Skill Development Guards Against Short-Term Gains

Georgetown Center on Education and the Workforce created a report in January in response to the new administration’s proposal to invest $1 trillion in infrastructure over 10 years. “Trump’s Proposal Could Create 11 Million Jobs” analyzes the proposal and projects how this could play out in the labor market, both short and long term.

Infrastructure jobs which include transportation, energy, telecommunications and border security sectors of the economy make up 12 percent of US jobs, according to the Community College Daily from the American Association of Community Colleges. An investment of $1 trillion would create more than 11 million jobs and increase infrastructure jobs to 14 percent of all jobs, the report says.

Elaine Chao who is the former secretary of labor in George W. Bush’s administration and is secretary of transportation for President Trump has said that infrastructure would be an area of focus for her. She has talked about the need to “rebuild, refurbish and revitalize America’s infrastructure so the economy can grow and create good-paying jobs.” These jobs along with jobs created by baby boomer retirements and economic growth will create a demand for workers at all levels. Jobs directly related to infrastructure such as construction workers and tradesmen will increase as well as other middle-skill jobs such as office work, retail and healthcare services.
The Georgetown report says that:
• 55 percent of jobs would go to workers with a high school diploma
• 24 percent would go to workers with a postsecondary vocational certificate or some college but no degree
• 8 percent will go to workers with an associate’s degree
• 13 percent will go to workers with a bachelor’s or advanced degree.

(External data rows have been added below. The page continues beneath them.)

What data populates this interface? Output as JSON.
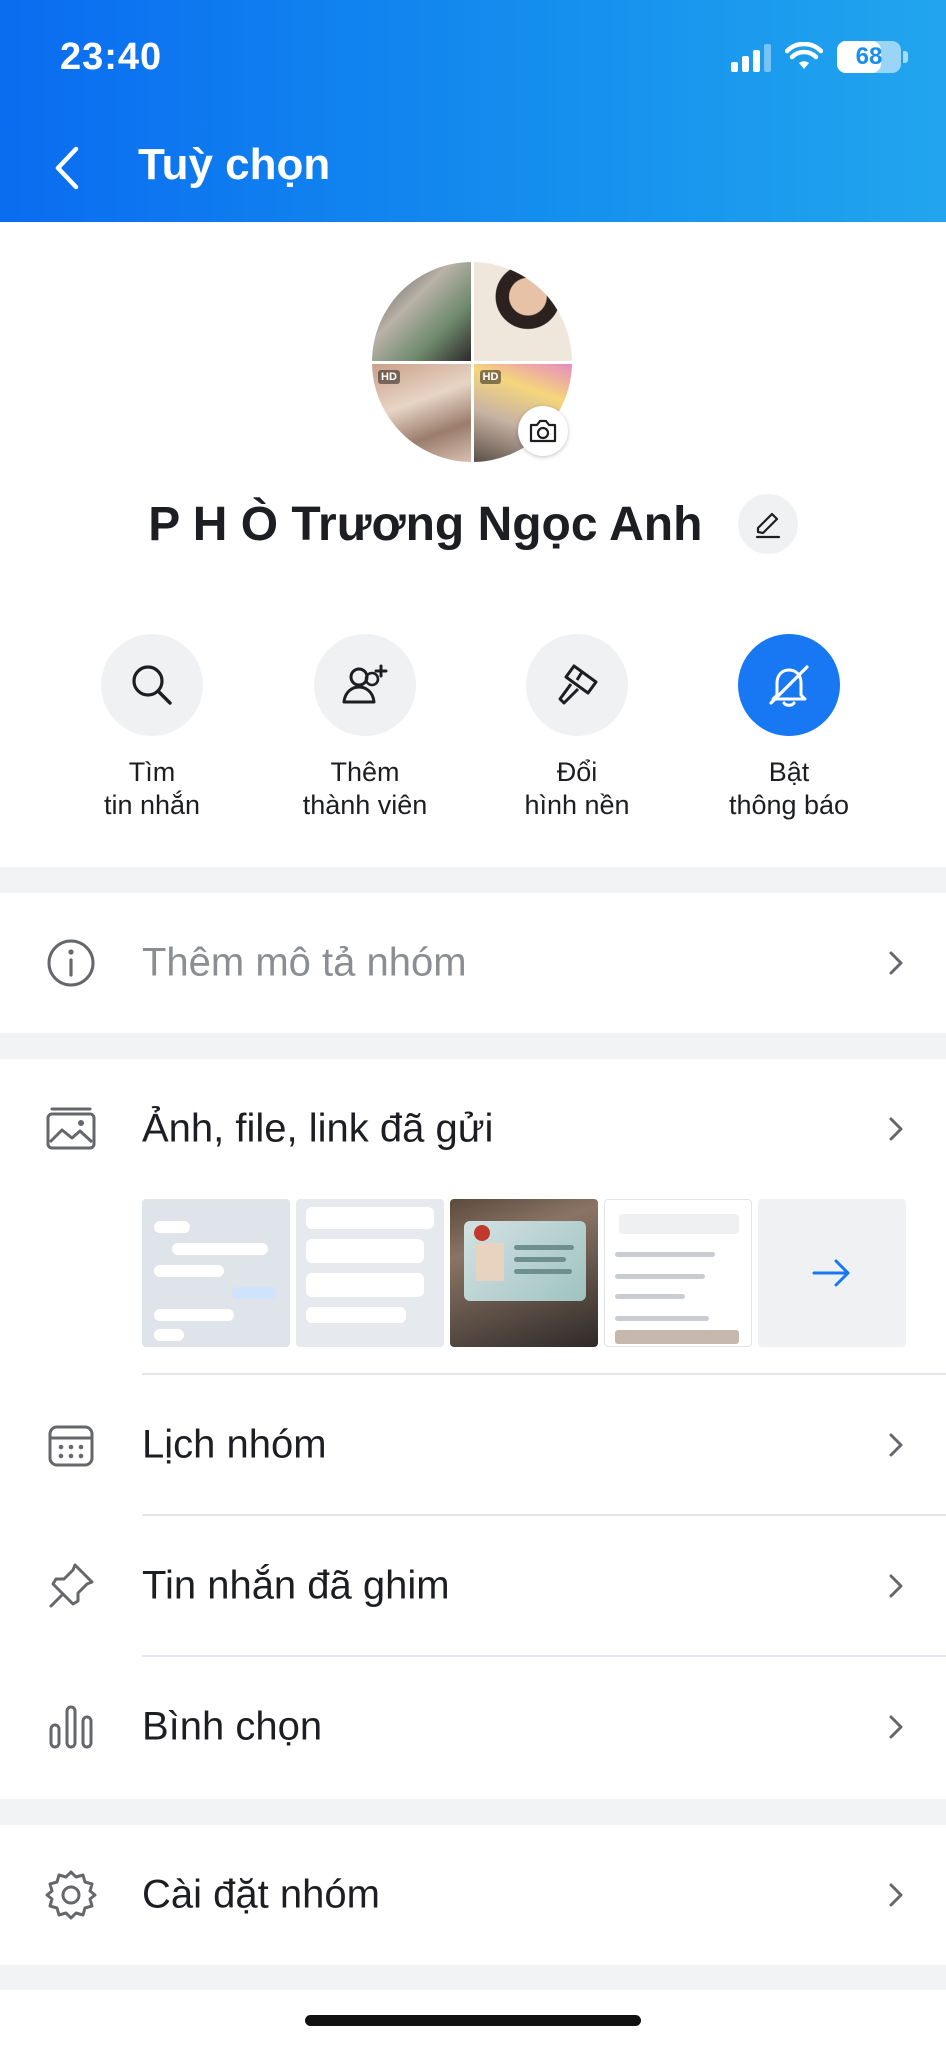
{
  "status_bar": {
    "time": "23:40",
    "battery": "68",
    "battery_level": 0.68
  },
  "header": {
    "title": "Tuỳ chọn"
  },
  "profile": {
    "group_name": "P H Ò Trương Ngọc Anh",
    "avatar_badge": "HD"
  },
  "actions": [
    {
      "line1": "Tìm",
      "line2": "tin nhắn",
      "icon": "search-icon"
    },
    {
      "line1": "Thêm",
      "line2": "thành viên",
      "icon": "add-member-icon"
    },
    {
      "line1": "Đổi",
      "line2": "hình nền",
      "icon": "paint-brush-icon"
    },
    {
      "line1": "Bật",
      "line2": "thông báo",
      "icon": "bell-off-icon"
    }
  ],
  "rows": {
    "description": "Thêm mô tả nhóm",
    "media": "Ảnh, file, link đã gửi",
    "calendar": "Lịch nhóm",
    "pinned": "Tin nhắn đã ghim",
    "poll": "Bình chọn",
    "settings": "Cài đặt nhóm"
  },
  "colors": {
    "header_start": "#0a6cf0",
    "header_end": "#22a5ee",
    "accent": "#1877f2"
  }
}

Short-term labor market impact
These infrastructure jobs, along with jobs created by baby boomer retirements and economic growth, will create a demand for workers at all levels. Men will fill most of the jobs created by the infrastructure investment because of the nature of the work involved, the Georgetown report states. About one-third of the jobs will require a post-secondary degree, certificate or license. Generally that will take more than six months of training and education. The other two-thirds of the work will require six months of training or less.

The key here is that all jobs will require some amount of training. “Modern infrastructure jobs likely will have at least some on-the job or pre-employment training and skill requirements, even among those with formal college attainment,” according to the report. Community colleges and post-secondary training institutions will need to develop training programs that can quickly and effectively train workers with the skills they need for today’s jobs. As infrastructure projects develop businesses will find the need to support their workers with tuition assistance in order to have workers who can carry perform their jobs successfully.

Long-term labor market impact
The immediate need for workers to fill infrastructure workers may create a sense of urgency and economic security, but it is just part of a cycle. “Infrastructure jobs would likely boom and then decline, except for a growth in the share of workers necessary to maintain, repair, and update infrastructure,” the report analysis states. “Our historical experience, especially in manufacturing, suggests that many of the skills obtained in the boom would not be transferable to the modern high-tech service-dominated economy.” There will be jobs available and a demand for workers: Bureau of Labor Statistics projection are that the labor force will only grow .5 percent per year through 2024, compared to 1.2 percent from 1994-2004.

The problem will be whether or not the infrastructure workers will have skills that transfer to new jobs.

Higher education is the key for workers to be able to meet the needs of long-term labor market. Adults in the labor market need to move ahead as technology advances and changes the skills needed to perform a job successfully. Life-long education is going to be the norm for workers to adapt to new job requirements as labor market demands change. Business that support their employees through education and training will have employees that can meet labor challenges, even with slow growth in the labor market. Looking beyond immediate job skills is important for all stakeholders.

Georgetown CEW says, “In conclusion, it seems reasonably clear that infrastructure jobs are good jobs for those who get them and bring long-term economic and social gains for the rest of us. But we do not want this infrastructure boom to be a false dawn for American workers. The challenge we face is building an effective education and training system to prepare workers for them and an effective retraining system to provide for successful labor market transitions when the boom in infrastructure jobs is over.”